Yeah, these seem like useful concepts in some contexts too.
I don't understand this sentence:
"Post-AGI compute overhang" here describes the gap between compute used to build AGI in the first place vs. more efficient designs that AI-aided progress could quickly discover.
It's the gap between the training compute of 'the first AGI' and what?
Oh, yeah, I butchered that entire description.
What I had in mind was something like the gap between how much "intelligence" humans get from the compute they first build AGI with vs. how much "intelligence" AGI will get out of the same compute available, once it optimizes software progress for a few iterations.
So, the "gap" is a gap of intelligence rather than compute, but it's "intelligence per specified quantity of compute." (And that specified quantity is how much compute we used to build AGI in the first place.)
whereas Paul Christiano's view on soft takeoff introduced the idea that "takeoff" already starts before AGI.
I came up with a cool term I hope to see used for this. "Singularity Criticality". In my mind I'm seeing plutonium start to glow as it edges over the line for a critical mass.
What causes this is that AGI is not really a singleton, it is an integrated set of separate components that individually handle different elements of the AGI's cognition. Note that even "AGI from scaled up LLMs" will still have multiple components: multiple buffers, specialized vision and motion planning modules, long term memory storage, tool modules, and so on.
As a result, long before we know how to build the integrated system, we will have separate "AGI grade" components, and this is the present reality. We have many RL agents that are superhuman in ability and thus AGI grade.
Using those components we can automate/accelerate some of the tasks needed to reach AGI, so progress accelerates even without AGI existing. The existence of pre-AGI POC modules also increases human effort, financial investment, and increase in the production of compute hardware.

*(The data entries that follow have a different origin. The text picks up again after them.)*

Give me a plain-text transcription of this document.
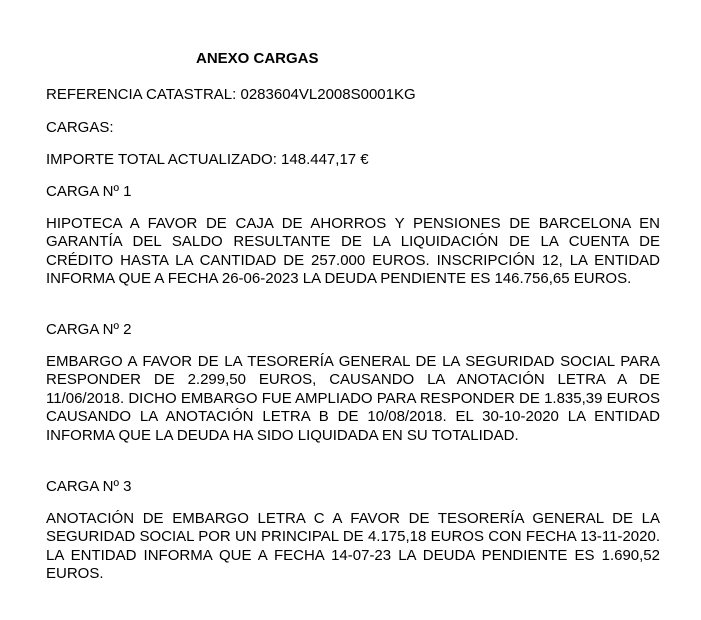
ANEXO CARGAS
REFERENCIA CATASTRAL: 0283604VL2008S0001KG
CARGAS:
IMPORTE TOTAL ACTUALIZADO: 148.447,17 €
CARGA Nº 1
HIPOTECA A FAVOR DE CAJA DE AHORROS Y PENSIONES DE BARCELONA EN GARANTÍA DEL SALDO RESULTANTE DE LA LIQUIDACIÓN DE LA CUENTA DE CRÉDITO HASTA LA CANTIDAD DE 257.000 EUROS. INSCRIPCIÓN 12, LA ENTIDAD INFORMA QUE A FECHA 26-06-2023 LA DEUDA PENDIENTE ES 146.756,65 EUROS.
CARGA Nº 2
EMBARGO A FAVOR DE LA TESORERÍA GENERAL DE LA SEGURIDAD SOCIAL PARA RESPONDER DE 2.299,50 EUROS, CAUSANDO LA ANOTACIÓN LETRA A DE 11/06/2018. DICHO EMBARGO FUE AMPLIADO PARA RESPONDER DE 1.835,39 EUROS CAUSANDO LA ANOTACIÓN LETRA B DE 10/08/2018. EL 30-10-2020 LA ENTIDAD INFORMA QUE LA DEUDA HA SIDO LIQUIDADA EN SU TOTALIDAD.
CARGA Nº 3
ANOTACIÓN DE EMBARGO LETRA C A FAVOR DE TESORERÍA GENERAL DE LA SEGURIDAD SOCIAL POR UN PRINCIPAL DE 4.175,18 EUROS CON FECHA 13-11-2020. LA ENTIDAD INFORMA QUE A FECHA 14-07-23 LA DEUDA PENDIENTE ES 1.690,52 EUROS.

Anyways Singularity Criticality is empirical reality, it's observable.
(a plurality said it means sufficient hardware for human-level AI already exists, which is not a useful concept)
That seems like a useful concept to me. What's your argument it isn't?
Briefly: with arbitrarily good methods, we could train human-level AI with very little hardware. Assertions about hardware are only relevant in the context of the relevant level of algorithmic progress.
Or: nothing depends on whether sufficient hardware for human-level AI already exists given arbitrarily good methods.
(Also note that what's relevant for forecasting or decisionmaking is facts about how much hardware is being used and how much a lab could use if it wanted, not the global supply of hardware.)